An investigation was opened into the death of George Edward Griffiths in May 2022, the Prevention of Future Deaths report submitted by Herefordshire coroner Mark Bricknell said, with an inquest on June 14 recording a narrative conclusion.

Mr Griffiths had been taken to Hereford County Hospital's accident and emergency department by ambulance on February 1, 2022, the report said.

He was admitted to the hospital for treatment after being diagnosed with an acute kidney injury, gastritis, poorly controlled diabetes, and infected toes. 'Profound' metabolic acidosis (a build-up of acid in the body) was also noted on a blood test, the report said.

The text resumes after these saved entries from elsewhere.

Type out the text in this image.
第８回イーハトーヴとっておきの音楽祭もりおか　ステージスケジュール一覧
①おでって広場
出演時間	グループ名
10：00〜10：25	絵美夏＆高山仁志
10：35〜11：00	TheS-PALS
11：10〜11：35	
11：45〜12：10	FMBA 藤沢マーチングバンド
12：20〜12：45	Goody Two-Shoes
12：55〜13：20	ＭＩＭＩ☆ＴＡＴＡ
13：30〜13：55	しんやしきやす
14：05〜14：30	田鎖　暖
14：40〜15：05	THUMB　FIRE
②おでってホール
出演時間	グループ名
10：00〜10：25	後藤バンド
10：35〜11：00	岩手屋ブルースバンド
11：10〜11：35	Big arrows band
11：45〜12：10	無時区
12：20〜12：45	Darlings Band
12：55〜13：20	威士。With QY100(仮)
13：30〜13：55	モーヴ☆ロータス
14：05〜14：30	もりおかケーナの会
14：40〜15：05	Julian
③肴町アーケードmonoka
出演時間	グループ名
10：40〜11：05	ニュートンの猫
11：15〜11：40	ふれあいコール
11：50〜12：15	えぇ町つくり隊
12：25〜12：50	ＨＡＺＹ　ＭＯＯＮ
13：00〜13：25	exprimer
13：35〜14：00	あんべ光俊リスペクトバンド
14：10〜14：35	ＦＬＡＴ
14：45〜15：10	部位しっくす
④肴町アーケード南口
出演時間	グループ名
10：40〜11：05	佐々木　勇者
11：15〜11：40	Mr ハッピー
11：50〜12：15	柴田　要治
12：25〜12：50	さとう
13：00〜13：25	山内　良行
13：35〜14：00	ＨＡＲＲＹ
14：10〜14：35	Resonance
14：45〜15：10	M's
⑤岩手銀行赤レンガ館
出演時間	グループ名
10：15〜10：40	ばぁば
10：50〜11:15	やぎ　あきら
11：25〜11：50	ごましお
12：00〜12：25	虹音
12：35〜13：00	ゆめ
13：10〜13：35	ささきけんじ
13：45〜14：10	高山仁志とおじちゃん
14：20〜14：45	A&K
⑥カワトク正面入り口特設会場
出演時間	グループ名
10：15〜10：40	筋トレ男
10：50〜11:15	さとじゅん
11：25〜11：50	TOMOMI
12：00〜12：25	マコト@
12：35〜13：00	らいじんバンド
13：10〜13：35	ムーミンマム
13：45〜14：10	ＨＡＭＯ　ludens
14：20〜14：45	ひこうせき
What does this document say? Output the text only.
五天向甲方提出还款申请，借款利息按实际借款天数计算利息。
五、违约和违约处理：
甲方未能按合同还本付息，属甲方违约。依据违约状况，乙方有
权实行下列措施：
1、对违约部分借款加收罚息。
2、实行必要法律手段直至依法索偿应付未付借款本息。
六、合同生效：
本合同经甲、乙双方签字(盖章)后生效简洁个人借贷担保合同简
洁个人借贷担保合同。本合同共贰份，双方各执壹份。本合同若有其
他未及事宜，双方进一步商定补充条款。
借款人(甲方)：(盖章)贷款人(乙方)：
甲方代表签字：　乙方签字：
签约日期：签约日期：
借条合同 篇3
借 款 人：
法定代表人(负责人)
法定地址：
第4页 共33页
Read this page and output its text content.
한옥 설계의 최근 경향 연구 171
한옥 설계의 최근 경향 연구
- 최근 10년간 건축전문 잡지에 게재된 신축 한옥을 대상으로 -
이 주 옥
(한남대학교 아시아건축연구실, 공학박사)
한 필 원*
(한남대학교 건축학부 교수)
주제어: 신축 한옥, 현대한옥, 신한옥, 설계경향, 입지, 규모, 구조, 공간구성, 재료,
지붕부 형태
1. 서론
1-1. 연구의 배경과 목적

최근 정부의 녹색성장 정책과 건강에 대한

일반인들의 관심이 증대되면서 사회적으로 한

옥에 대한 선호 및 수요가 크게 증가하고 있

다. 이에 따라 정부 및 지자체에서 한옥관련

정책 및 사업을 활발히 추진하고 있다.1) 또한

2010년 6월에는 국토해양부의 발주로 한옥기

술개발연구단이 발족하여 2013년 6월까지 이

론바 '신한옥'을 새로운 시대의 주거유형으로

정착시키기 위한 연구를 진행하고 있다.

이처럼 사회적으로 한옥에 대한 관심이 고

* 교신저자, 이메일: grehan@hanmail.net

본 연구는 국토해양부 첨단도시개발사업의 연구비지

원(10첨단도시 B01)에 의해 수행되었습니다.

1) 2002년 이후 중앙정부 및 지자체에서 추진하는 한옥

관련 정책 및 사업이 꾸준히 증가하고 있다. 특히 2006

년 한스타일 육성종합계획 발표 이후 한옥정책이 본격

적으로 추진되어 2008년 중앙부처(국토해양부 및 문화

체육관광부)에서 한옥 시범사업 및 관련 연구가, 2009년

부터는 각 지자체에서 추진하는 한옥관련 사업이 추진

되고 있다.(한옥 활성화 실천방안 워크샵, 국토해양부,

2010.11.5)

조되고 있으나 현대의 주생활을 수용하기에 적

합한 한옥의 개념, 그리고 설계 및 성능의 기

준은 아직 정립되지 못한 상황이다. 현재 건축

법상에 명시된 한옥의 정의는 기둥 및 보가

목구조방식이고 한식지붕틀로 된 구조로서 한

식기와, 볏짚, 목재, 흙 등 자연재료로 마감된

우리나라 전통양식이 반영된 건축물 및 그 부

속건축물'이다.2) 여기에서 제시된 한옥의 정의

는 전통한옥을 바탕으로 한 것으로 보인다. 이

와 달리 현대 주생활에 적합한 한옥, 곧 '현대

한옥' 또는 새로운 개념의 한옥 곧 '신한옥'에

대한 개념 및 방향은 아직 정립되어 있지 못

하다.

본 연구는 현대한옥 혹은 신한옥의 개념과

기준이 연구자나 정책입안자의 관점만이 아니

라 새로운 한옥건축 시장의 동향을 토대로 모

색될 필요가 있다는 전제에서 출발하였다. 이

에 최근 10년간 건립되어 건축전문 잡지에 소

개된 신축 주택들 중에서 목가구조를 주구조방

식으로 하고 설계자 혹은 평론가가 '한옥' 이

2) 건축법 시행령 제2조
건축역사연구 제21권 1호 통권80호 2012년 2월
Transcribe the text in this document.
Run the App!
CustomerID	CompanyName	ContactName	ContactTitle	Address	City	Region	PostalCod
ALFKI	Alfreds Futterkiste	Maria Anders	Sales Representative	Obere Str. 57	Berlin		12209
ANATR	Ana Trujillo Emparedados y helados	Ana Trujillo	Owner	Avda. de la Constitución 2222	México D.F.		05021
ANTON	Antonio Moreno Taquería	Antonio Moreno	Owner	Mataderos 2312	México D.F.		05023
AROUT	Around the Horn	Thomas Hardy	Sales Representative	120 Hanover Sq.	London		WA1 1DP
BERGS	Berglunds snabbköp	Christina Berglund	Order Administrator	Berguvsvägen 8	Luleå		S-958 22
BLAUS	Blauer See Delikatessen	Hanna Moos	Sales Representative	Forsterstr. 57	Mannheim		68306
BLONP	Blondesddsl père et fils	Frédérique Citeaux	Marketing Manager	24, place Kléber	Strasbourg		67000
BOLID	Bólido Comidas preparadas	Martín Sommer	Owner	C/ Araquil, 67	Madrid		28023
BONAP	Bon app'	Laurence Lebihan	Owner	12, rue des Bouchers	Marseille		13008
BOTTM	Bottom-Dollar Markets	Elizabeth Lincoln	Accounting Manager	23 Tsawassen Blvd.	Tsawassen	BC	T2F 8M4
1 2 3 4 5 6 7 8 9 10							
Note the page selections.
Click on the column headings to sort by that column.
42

But while in hospital, Mr Griffiths developed hypernatraemia (high sodium in the blood) and sepsis and was also treated for hyperosmolar hyperglycaemic state (very high blood glucose) and investigated for Fournier's gangrene (an acute necrotic infection), and was transferred to the intensive care unit for further care and treatment.

He was later stepped down to a ward, where he developed and was treated for delirium and Covid.


Mr Griffiths was then transferred to an elderly care ward after his "long and complicated" admission, by which time he had developed a "significant" pressure sore and C-diff, the report said.

Mr Bricknell said doctors believed the pressure sore, which had developed during his hospital stay, had contributed to his death.

Noting his concerns in the report, Mr Bricknell said Mr Griffiths appeared to have been in the accident and emergency department for more than 40 hours, during which time his shoes were not removed, and that a necrotic toe was apparent without evidence of appropriate management or referral.

A skin inspection confirming all areas were intact had been carried out on his admission, Mr Bricknell said, but there was no evidence of preventative care during his time in accident and emergency or in the acute medical unit.

Acknowledgement of pressure damage was noted on February 8, but no reassessment took place until February 20, with a consequent failure to implement pressure-relieving measures, the report said, noting that "pressure area care training is not mandatory within Wye Valley NHS Trust".

"In my opinion there is a risk that future deaths will occur unless action is taken," the coroner said in the report, which has been sent to Wye Valley NHS trust and the chief coroner.